Incendie mortel dans un internat kényan : 16 mortes à l’Utumishi Girls Academy, huit adolescentes arrêtées et des failles de sécurité révélées
Le Kenya est de nouveau confronté à une tragédie scolaire d’une ampleur dramatique. Dans la nuit de mercredi à jeudi, un violent incendie a ravagé un dortoir de l’Utumishi Girls Academy, une école secondaire pour filles située à Gilgil, dans le centre‑ouest du pays. Les autorités kényanes font état de 16 élèves décédées et de 79 autres blessées, dont certaines dans un état grave.
Au lendemain du drame, la Direction kényane des enquêtes criminelles a annoncé l’arrestation de huit élèves considérées comme « personnes d’intérêt » dans la préparation et l’exécution présumée de l’incendie. Placées en garde à vue, ces adolescentes font l’objet d’interrogatoires approfondis tandis que les enquêteurs tentent de reconstituer le déroulement exact des événements. À ce stade, aucune charge formelle n’a été officiellement précisée, mais les investigations se poursuivent pour déterminer si le feu a été allumé volontairement ou s’il s’agit d’un accident.
L’incendie s’est déclaré alors que la majorité des élèves dormaient dans les dortoirs. Les flammes se sont propagées avec une rapidité dévastatrice, piégeant de nombreuses adolescentes à l’intérieur du bâtiment. Les services de secours ont dû intervenir dans des conditions extrêmement difficiles pour évacuer les survivantes et récupérer les victimes. Le bilan humain aurait pu être encore plus lourd si les équipes d’urgence n’avaient pas pu intervenir rapidement, malgré les difficultés d’accès et le manque d’équipements adaptés sur place.

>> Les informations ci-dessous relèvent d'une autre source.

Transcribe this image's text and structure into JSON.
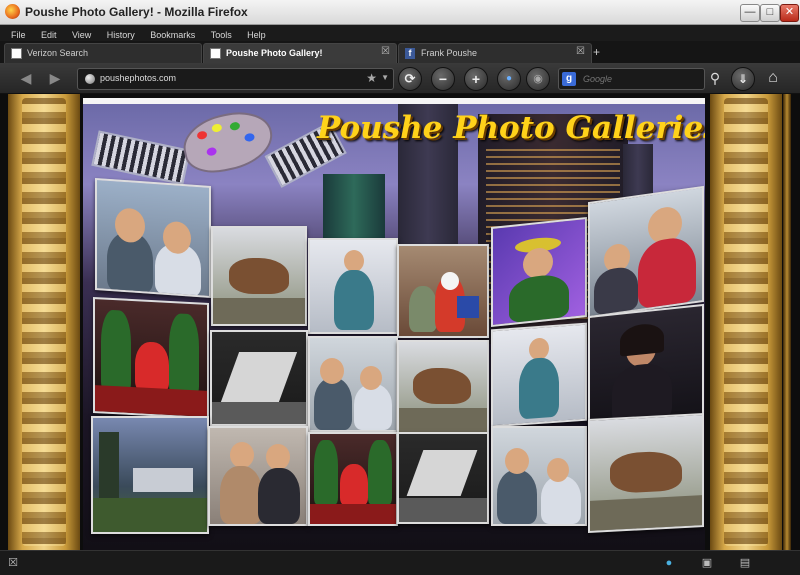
{
  "window": {
    "title": "Poushe Photo Gallery! - Mozilla Firefox"
  },
  "menu": [
    "File",
    "Edit",
    "View",
    "History",
    "Bookmarks",
    "Tools",
    "Help"
  ],
  "tabs": [
    {
      "label": "Verizon Search",
      "active": false
    },
    {
      "label": "Poushe Photo Gallery!",
      "active": true
    },
    {
      "label": "Frank Poushe",
      "active": false
    }
  ],
  "nav": {
    "url": "poushephotos.com",
    "search_placeholder": "Google"
  },
  "page": {
    "banner": "Poushe Photo Galleries"
  },
  "colors": {
    "banner_text": "#ffd21a",
    "frame_gold": "#d7a94a"
  }
}
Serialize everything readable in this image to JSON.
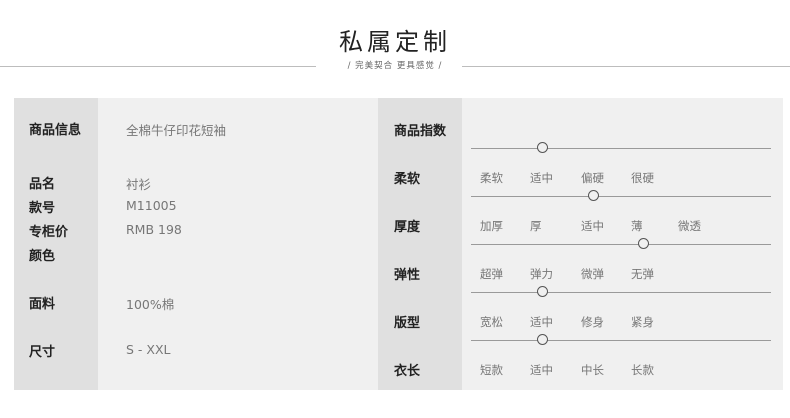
{
  "header": {
    "title": "私属定制",
    "subtitle": "/ 完美契合  更具感觉 /"
  },
  "info": {
    "product_info_label": "商品信息",
    "product_info_value": "全棉牛仔印花短袖",
    "name_label": "品名",
    "name_value": "衬衫",
    "model_label": "款号",
    "model_value": "M11005",
    "price_label": "专柜价",
    "price_value": "RMB 198",
    "color_label": "颜色",
    "fabric_label": "面料",
    "fabric_value": "100%棉",
    "size_label": "尺寸",
    "size_value": "S - XXL"
  },
  "index": {
    "title": "商品指数",
    "rows": [
      {
        "label": "柔软",
        "options": [
          "柔软",
          "适中",
          "偏硬",
          "很硬"
        ],
        "selected": 1
      },
      {
        "label": "厚度",
        "options": [
          "加厚",
          "厚",
          "适中",
          "薄",
          "微透"
        ],
        "selected": 2
      },
      {
        "label": "弹性",
        "options": [
          "超弹",
          "弹力",
          "微弹",
          "无弹"
        ],
        "selected": 3
      },
      {
        "label": "版型",
        "options": [
          "宽松",
          "适中",
          "修身",
          "紧身"
        ],
        "selected": 1
      },
      {
        "label": "衣长",
        "options": [
          "短款",
          "适中",
          "中长",
          "长款"
        ],
        "selected": 1
      }
    ]
  }
}
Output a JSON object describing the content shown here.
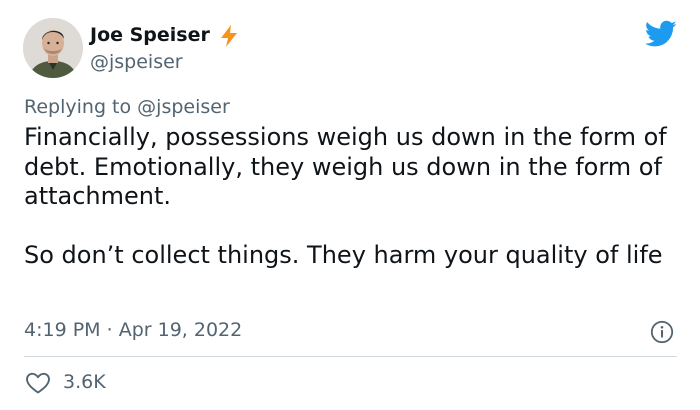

Sur les lieux, la douleur et l’incompréhension dominent. Des dizaines de familles se sont rassemblées devant l’établissement dans l’attente de nouvelles de leurs proches. Plusieurs parents ont dénoncé un manque d’informations de la part des autorités scolaires, certains affirmant n’avoir toujours pas obtenu de confirmation concernant le sort de leurs enfants. Ce manque de communication a accru l’angoisse des familles et a alimenté la tension autour de l’école.
Parmi les survivantes figure Hilda Njeri, une élève blessée à la jambe et au bas du dos lors de sa fuite désespérée. Encore sous le choc, elle raconte avoir dû sauter par une fenêtre pour échapper aux flammes. « L’incendie était très important. Nous ne pouvions pas traverser les flammes et il n’y avait pas d’eau pour les éteindre. Nous avons dû sauter par la fenêtre », a‑t‑elle témoigné. Son récit illustre la terreur vécue par les élèves et le manque de moyens pour lutter contre le feu.
Les premières conclusions de l’enquête mettent également en lumière de graves défaillances dans la gestion de la sécurité de l’établissement. Le ministre kényan de l’Éducation, Julius Ogamba, a révélé que deux enseignants avaient été informés de projets suspects attribués à certaines élèves mais n’auraient pris aucune mesure pour empêcher le passage à l’acte. Ce signalement non suivi d’effets soulève de sévères questions sur la prévention et la réactivité du personnel.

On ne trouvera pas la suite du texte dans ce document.